Solaire photovoltaïque : les Chambres d’agriculture contestent les nouveaux tarifs de rachat de l’électricité et demandent plus de cohérence
Publié le 14 janvier 2010 à 11:06
Les Chambres d’agriculture regrettent vivement l’évolution à la baisse des tarifs de rachat de l’électricité sur les bâtiments agricoles. Seules les installations «intégrées» sur les bâtis agricoles déjà «existants» bénéficieraient d’un tarif réduit à 50 cts€/kWh.
Les Chambres d’agriculture regrettent vivement l’évolution à la baisse des tarifs de rachat de l’électricité sur les bâtiments agricoles.
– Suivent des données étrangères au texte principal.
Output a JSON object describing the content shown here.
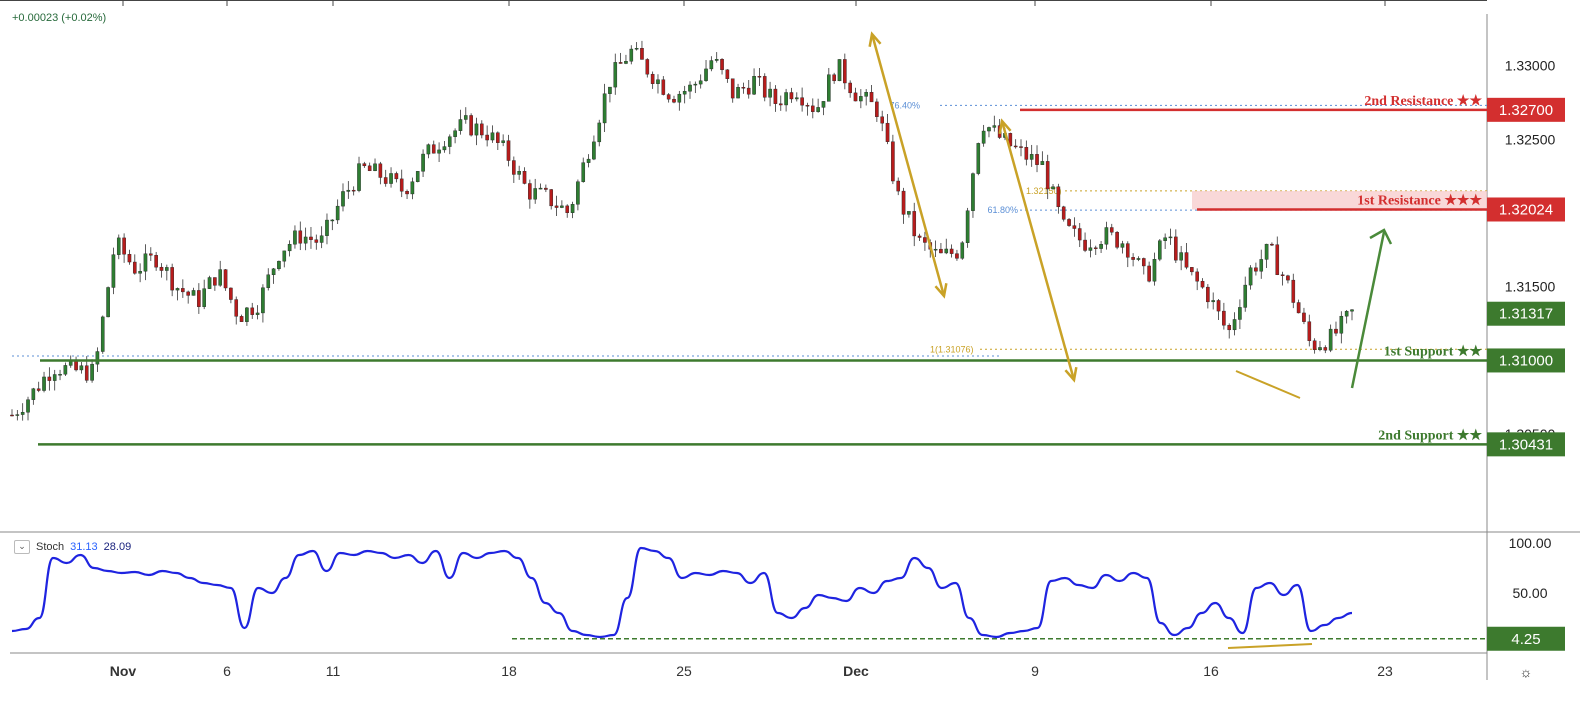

Seules les installations «intégrées» sur les bâtis agricoles déjà «existants» bénéficieraient d’un tarif réduit à 50 cts€/kWh. Concernant les installations sur bâti avec intégration simplifiée (42cts€/kWh) et les
installations au sol (31,4cts à 37€/kWh), la différence de tarif amènera les porteurs de
projet à se diriger préférentiellement sur des centrales aux sols. Ceci va complètement à
l’encontre des objectifs de préservation du foncier agricole prévus dans la Loi de
Modernisation Agricole portée par le Ministre de l’Agriculture.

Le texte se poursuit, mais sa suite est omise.